Let’s admit a little disappointment! The Parisian headquarters of the Éric Kayser house does not smell of hot bread. It is not from a bakery but from offices near Luxembourg that the 57-year-old man manages a small, golden and crisp empire.
A quarter of a century after opening a first neighborhood store on rue Monge, in the 5and Parisian arrondissement, its name appears on the storefronts of 350 bakeries across 27 countries. In Japan or Mexico (more than 30 stores in each of these states), in the United States or Nigeria, via Israel, Éric Kayser has become an ambassador for French bread.

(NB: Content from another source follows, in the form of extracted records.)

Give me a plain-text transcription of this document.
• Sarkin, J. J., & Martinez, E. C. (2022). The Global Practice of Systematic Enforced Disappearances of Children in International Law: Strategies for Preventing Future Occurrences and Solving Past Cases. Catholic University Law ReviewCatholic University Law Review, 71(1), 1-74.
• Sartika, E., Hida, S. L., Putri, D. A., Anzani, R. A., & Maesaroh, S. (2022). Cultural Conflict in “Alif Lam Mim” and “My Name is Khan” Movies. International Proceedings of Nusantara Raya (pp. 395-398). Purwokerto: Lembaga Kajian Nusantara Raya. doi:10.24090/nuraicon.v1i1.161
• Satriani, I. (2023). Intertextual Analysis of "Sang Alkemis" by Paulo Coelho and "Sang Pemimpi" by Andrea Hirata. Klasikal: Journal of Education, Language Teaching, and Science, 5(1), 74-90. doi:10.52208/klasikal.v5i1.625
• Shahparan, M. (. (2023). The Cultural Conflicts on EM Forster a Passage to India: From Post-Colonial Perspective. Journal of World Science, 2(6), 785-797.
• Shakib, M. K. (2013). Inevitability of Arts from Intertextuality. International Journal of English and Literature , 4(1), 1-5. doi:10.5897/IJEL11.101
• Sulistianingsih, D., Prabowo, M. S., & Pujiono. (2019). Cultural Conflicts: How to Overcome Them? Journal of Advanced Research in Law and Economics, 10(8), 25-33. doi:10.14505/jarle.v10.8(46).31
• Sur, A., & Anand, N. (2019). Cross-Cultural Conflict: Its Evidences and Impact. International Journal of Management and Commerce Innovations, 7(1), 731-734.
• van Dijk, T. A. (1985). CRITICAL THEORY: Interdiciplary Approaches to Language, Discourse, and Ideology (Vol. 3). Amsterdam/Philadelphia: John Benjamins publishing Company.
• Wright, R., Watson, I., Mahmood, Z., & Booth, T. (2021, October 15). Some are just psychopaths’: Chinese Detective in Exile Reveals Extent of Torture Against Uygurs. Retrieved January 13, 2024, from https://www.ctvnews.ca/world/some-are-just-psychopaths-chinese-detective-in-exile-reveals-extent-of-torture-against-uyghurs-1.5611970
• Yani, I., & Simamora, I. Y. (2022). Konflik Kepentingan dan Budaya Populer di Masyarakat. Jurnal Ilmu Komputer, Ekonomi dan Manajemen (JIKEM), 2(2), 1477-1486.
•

“I think I had this dream of opening bakeries around the world from a very young age, a bit like a mission”, entrusts this great-grandson of a miller. Starting an apprenticeship at the age of 16, Éric Kayser joined the Compagnons du Tour de France after serving as a blue helmet in Lebanon in the early 1980s. To remain faithful to the spirit of companionship, he dedicated for many years to training, in particular at the National Institute of Baking and Pastry.
It was there that he developed, with another trainer, a machine to facilitate the use of liquid sourdough in the manufacture of bread, a mode of fermentation then in the process of being forgotten. He decides to start his first business. Success is there and the openings follow one another, first in France then abroad, starting with Japan in 2001. The next opening outside our borders should offer its breads and pastries in Panama, this summer. .
International now represents more than 80% of stores. “Only” about sixty are established in France. French bakeries, except for a handful in train stations or airports, are owned by the group, and all their staff are salaried. This is not the case outside France, where about half of the establishments are in the form of licenses with an entry fee, then the payment of royalties according to turnover. “We provide them with our know-how, training, choice of locations and even design”, explains Eric Kayser for whom each bakery is a small craft business.
The emblematic products remain everywhere the Monge baguette, named after the name of the street where the saga began, or even the croissant. But each country has its specific tastes with unequal sales of certain products. If the famous Monge is all the rage in France, the Japanese would find it too hard on the palate because of its crust.